Department of Physics, California Institute of Technology, Pasadena, California, USA; email:
Division of Biology and Biological Engineering, California Institute of Technology, Pasadena, California, USA.
Annu Rev Biophys. 2019 May 6;48:121-163. doi: 10.1146/annurev-biophys-052118-115525.

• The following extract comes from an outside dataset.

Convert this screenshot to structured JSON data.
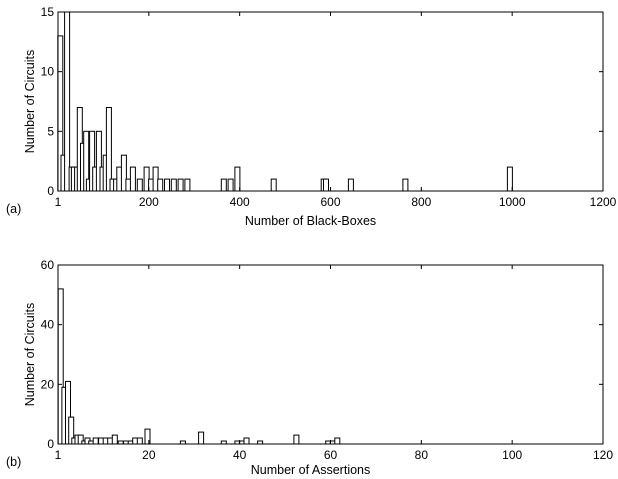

It is tempting to believe that we now own the genome. The ability to read and rewrite it at will has ushered in a stunning period in the history of science. Nonetheless, there is an Achilles' heel exposed by all of the genomic data that has accrued: We still do not know how to interpret them. Many genes are subject to sophisticated programs of transcriptional regulation, mediated by DNA sequences that harbor binding sites for transcription factors, which can up- or down-regulate gene expression depending upon environmental conditions. This gives rise to an input-output function describing how the level of expression depends upon the parameters of the regulated gene-for instance, on the number and type of binding sites in its regulatory sequence. In recent years, the ability to make precision measurements of expression, coupled with the ability to make increasingly sophisticated theoretical predictions, has enabled an explicit dialogue between theory and experiment that holds the promise of covering this genomic Achilles' heel. The goal is to reach a predictive understanding of transcriptional regulation that makes it possible to calculate gene expression levels from DNA regulatory sequence. This review focuses on the canonical simple repression motif to ask how well the models that have been used to characterize it actually work. We consider a hierarchy of increasingly sophisticated experiments in which the minimal parameter set learned at one level is applied to make quantitative predictions at the next. We show that these careful quantitative dissections provide a template for a predictive understanding of the many more complex regulatory arrangements found across all domains of life.
人们很容易相信,我们现在已经拥有了基因组。随心所欲地读取和改写它的能力开创了科学史上令人惊叹的时期。尽管如此,所有积累的基因组数据都暴露出一个阿喀琉斯之踵:我们仍然不知道如何解释它们。许多基因受到转录调控复杂程序的影响,这些程序由 DNA 序列介导,这些序列包含转录因子的结合位点,转录因子可以根据环境条件上调或下调基因表达。这就产生了一个输入-输出函数,描述了表达水平如何取决于受调控基因的参数,例如,其调节序列中的结合位点的数量和类型。近年来,精确测量表达水平的能力,以及制作越来越复杂的理论预测的能力,使得理论和实验之间能够进行明确的对话,有望克服这个基因组阿喀琉斯之踵。目标是实现对转录调控的预测性理解,从而能够从 DNA 调控序列计算基因表达水平。这篇综述集中讨论了经典的简单抑制基序,以询问用于对其进行特征描述的模型实际上的工作效果如何。我们考虑了一系列越来越复杂的实验,其中在一个层次上学习的最小参数集应用于下一个层次进行定量预测。我们表明,这些仔细的定量分析为预测理解在所有生命领域中发现的许多更复杂的调控安排提供了模板。